„Die Vorsehung“


Schon lange keinen spannenden Serienkillerfilm gesehen? Auch Die Vorsehung wird diese Flaute nicht überbrücken!

©Concorde

In den 90er Jahren offenbarte die Filmwelt viele Perlen, die die heutige Genrewelt des Thrillers geprägt hat. Sei es ein Hannibal Lecter oder  die Paketsendung von John Doe. Die Vorsehung versucht leider wie ein Nachfolger von letzterem zu wirken, auch wenn sich die Ambitionen recht schnell in Luft auflösen. Wer in den letzten 20 Jahren jeden Thrillerfilm verpasst hat, könnte in Die Vorsehung noch die ein oder andere Überraschung entdecke. Alfonso Poyart folgt zwar den richtigen Ambitionen, kann sein Werk allerdings nur altbackenem Muster inszenieren, dass zumal noch Stars im Überfluss verpulvert. Langweilig inszenierte Spannung nach bekannten Muster in ekelhaft digitaler MTV Optik. Man kann sich gar nicht vorstellen, wie viel Potenzial hier verschenkt wurde, sei es durch zu viele Charakter, die Schauspieler, die sich völlig unter Wert verkaufen (Anthony Hopkins Mimik ist ähnlich lustlos wie der Film). Komplett missraten ist die Vorsehung allerdings nicht.

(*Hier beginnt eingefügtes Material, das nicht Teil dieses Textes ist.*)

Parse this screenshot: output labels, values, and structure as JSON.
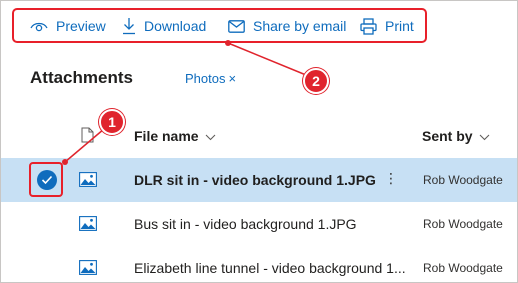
{
  "toolbar": {
    "preview": {
      "label": "Preview",
      "icon": "eye-icon"
    },
    "download": {
      "label": "Download",
      "icon": "download-icon"
    },
    "share": {
      "label": "Share by email",
      "icon": "mail-icon"
    },
    "print": {
      "label": "Print",
      "icon": "printer-icon"
    }
  },
  "attachments": {
    "title": "Attachments",
    "filter_label": "Photos",
    "filter_clear": "×"
  },
  "columns": {
    "file_name": "File name",
    "sent_by": "Sent by"
  },
  "rows": [
    {
      "file_name": "DLR sit in - video background 1.JPG",
      "sent_by": "Rob Woodgate",
      "selected": true,
      "more": "⋮"
    },
    {
      "file_name": "Bus sit in - video background 1.JPG",
      "sent_by": "Rob Woodgate",
      "selected": false
    },
    {
      "file_name": "Elizabeth line tunnel - video background 1...",
      "sent_by": "Rob Woodgate",
      "selected": false
    }
  ],
  "callouts": {
    "one": "1",
    "two": "2"
  },
  "colors": {
    "accent": "#0f6cbd",
    "selection": "#c7e0f4",
    "callout": "#e0242d"
  }
}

Stellenweise kommt hier doch recht ansehnliches Tempo und tolle Intensität zustande, auch wenn der Film darauf abzielt, den Zuschauer gelegentlich mit einem völlig deplatzierten und unnötigen Jumpscare aus der Ruhe zu bringen. Im Finale darf Colin Farrell, ähnlich wie der Film, ordentlich Gas geben und hebt den Film damit auf ein Level der schmerzhaften Freude. Wenn sich beide nämlich konkurrierend versuchen,  mit ihren hellseherischen Fähigkeiten sich gegenseitig den Garaus zu machen, hat das beinahe Züge von Bad Taste Humor. Auch in seiner optischen Gestaltung kann „Die Vorsehung“ gelegentlich mit schmucken Einfällen protzen, was ihn allerdings nicht vor dem unteren Mittelmaß rettet. Es ist schade, dass nur große Vorbilder im Fokus liegen und die Optik davon ablenken soll, dass man auch hier nur oft recyceltes Material sieht, dass maßgebend für seine Lustlosigkeit auch keinerlei Überraschungen zu bieten hat. Wem große Genrebeiträge in der Liste noch fehlen, beispielsweise „Sieben“, der wird hier zumindest prächtig unterhalten. Der Rest wird ihn sicherlich so schnell vergessen, dass man eine Vorsehung bräuchte um bestimmte Puzzleteile aus dem Film wieder in Erinnerung zu rufen.